Description
This model was created by the Historical Archive of Mediobanca, an Italian investment bank, to identify and tag the elements of 20th century typewritten correspondence, in accordance with contemporary diplomatics. The training set consists of 251 pages: it contains outgoing letters written by the bank and a wide variety of letters received from various senders pertaining to big entities (banks and corporations, both Italian and international), in order to train the model on a broad range of formats and structures. For the same reason, the training set also includes outgoing and incoming telegrams.

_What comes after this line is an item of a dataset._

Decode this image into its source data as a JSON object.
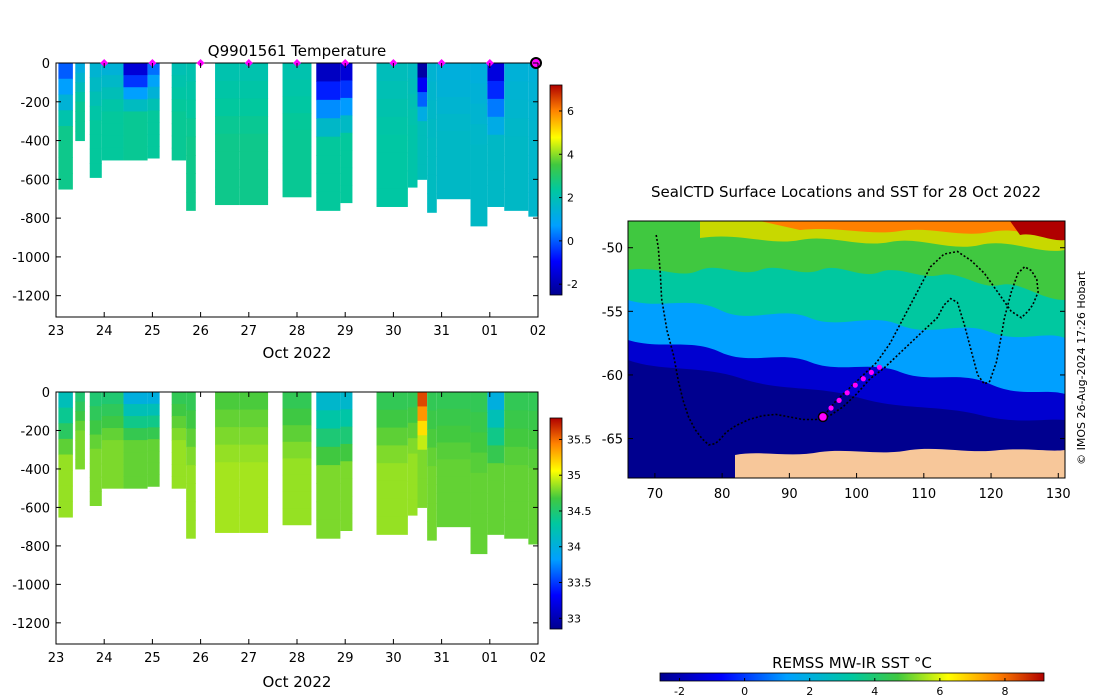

The model was trained to recognize the following diplomatics' elements and related tags: 1) "INTESTAZIONE_letterhead"; 2) "DATA_date"; 3) "RICEZIONE_date-received", usually a stamp; 4) "MITTENTE_sender"; 5) "DESTINATARIO_recipient"; 6) "OGGETTO_subject"; 7) "CORPO_textbody"; 8) "FIRMA_signature"; 9) "NOTE_notes", a tag used for typed notes; 10) "NOTE-MS_handwritten-notes"; 11) "RESPONSABILI_written-by", initials of those responsible for writing the letter; 12) "VISTO_read-by", initials indicating who read the letter; 13) "ALLEGATO_attachment", as body text. The tags are written both in Italian and English, with the following structure: "ITALIAN_english". The model achieves a Mean Average Precision of 59.43%. This model was created alongside the "20th Century Typewritten Italian" Text Recognition Model, as part of a larger project. It was trained by Silvia Carboni for Mediobanca's Historical Archive.